Всадники скрылись за поворотом переулка Асма-кую.
На площади началась пляска. Палки барабанщиков-давульщиков четко отбивали такт. Все — от столетних стариков до десятилетних парнишек — танцевали хайтарму. Зрители, восхищенные особенно хорошим исполнением, засовывали под шапки молодых плясунов бумажные деньги.
Некоторые из джигитов, успевшие хлебнуть на свадьбе, выхватывали из-за пояса пистолеты и стреляли в воздух. Амет, извозчик Джеляла, и Суннетчи Осман вошли в круг и, подняв руки, пустились вприсядку танцевать лазский танец, выкрикивая: «Присядь! Встань — Ашая энь! Юкарыя калк!»
Среди этой шумихи двое весельчаков выкатили из свадебного двора бочку и, подкатив ее к танцующим, начали угощать всех вином. Но веселье в самом разгаре остановилось — все взгляды устремились на появившегося он-баши Абдурамана.
— Что за колготня?! — закричал он, размахивая нагайкой. — Что за сборище? Там, на фронтах, люди кладут головы за царя… А вы? Пируете? Прекратить!
— Абдураман, — послышался в толпе хриплый голос Дульгера-Саледина, — по-твоему, мало того, что сыновей наших пускают под пули, ты хочешь еще запретить и свадьбу сына Куртбедина, калекой вернувшегося с войны?
— Молчи, Саледин! — заорал он-баши. — Я знаю, кто ты такой! Ты противник власти! В Сибирь захотел?
— Да, вы это сделать можете, — гневно ответил Дульгер, — вам это ничего не стоит.
— Молчи, кара-баджак![14] — заорал он-баши.
— Сынок, — ласково обратился к десятнику седобородый Ваджиб, сидевший на камне возле фонтана, — у нас не осталось больше веселья. Горе легло на наши сердца. Теперь народ справляет свадьбу сына бедного Куртбедина. И это, ты считаешь, против закона? Не покарает тебя за это аллах, Абдураман?
— Не зря вы тут устраиваете свадьбу в эти смутные дни! — покосился он-баши на старого Ваджиба. — Куртбедин, хотя и без рук, принес в Бадемлик заразу… Заразу, которая каждый день уводит в лес десятки мужчин!

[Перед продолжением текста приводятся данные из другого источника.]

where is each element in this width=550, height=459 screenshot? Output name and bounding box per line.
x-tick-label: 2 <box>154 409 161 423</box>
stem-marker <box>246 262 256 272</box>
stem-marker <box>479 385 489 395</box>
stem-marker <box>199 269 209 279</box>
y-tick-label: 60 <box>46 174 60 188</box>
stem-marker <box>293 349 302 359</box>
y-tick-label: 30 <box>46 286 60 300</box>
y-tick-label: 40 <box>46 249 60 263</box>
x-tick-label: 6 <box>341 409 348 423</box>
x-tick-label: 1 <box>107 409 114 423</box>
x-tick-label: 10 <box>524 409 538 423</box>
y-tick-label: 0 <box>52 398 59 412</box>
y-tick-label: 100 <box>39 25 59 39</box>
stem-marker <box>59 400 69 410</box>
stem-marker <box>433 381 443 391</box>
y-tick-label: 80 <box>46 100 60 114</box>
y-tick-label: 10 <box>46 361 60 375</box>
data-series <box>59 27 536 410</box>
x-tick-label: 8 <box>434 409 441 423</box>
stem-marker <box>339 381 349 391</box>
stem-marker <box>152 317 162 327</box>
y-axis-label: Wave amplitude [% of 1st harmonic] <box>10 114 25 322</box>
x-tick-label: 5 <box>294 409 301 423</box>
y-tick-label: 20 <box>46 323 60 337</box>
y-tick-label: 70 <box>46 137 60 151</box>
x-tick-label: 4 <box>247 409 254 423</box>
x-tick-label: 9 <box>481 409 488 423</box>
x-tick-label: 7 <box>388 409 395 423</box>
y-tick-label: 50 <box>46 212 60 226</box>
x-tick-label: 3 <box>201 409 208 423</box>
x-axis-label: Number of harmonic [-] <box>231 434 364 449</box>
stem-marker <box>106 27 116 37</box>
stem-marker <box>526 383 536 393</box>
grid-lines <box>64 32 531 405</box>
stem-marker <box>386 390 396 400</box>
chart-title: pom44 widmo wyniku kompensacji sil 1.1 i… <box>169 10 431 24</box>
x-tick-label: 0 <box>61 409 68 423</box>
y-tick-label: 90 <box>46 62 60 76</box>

— Куртбедин порядочный человек, его нельзя упрекнуть в чем-либо, — возразил Ваджиб.
— У этого «порядочного человека» длинный язык!
— На то воля аллаха. Не всех он создает с языками одного размера. У тебя, видать, язык короткий, но сколько длинных бед приносит он нашей деревне!
— Ваджиб-акай! — разъярился он-баши. — Что за бред! Я представитель власти! При всем уважении к вашему возрасту, я…
— …В Сибирь отправлю, хочешь сказать? Ну что ж, меня это не страшит. Я отжил свое. Я помню день, когда родился твой отец Незир, которому вчера минуло сто девять лет.
Он-баши легонько ударил нагайкой по своим ногам и, растолкав людей, зашагал в сторону Асма-Кую.
— Смотри у меня, — злобно бросил он, обернувшись к Саледину. — Чтоб лишних разговорчиков я больше не слыхал!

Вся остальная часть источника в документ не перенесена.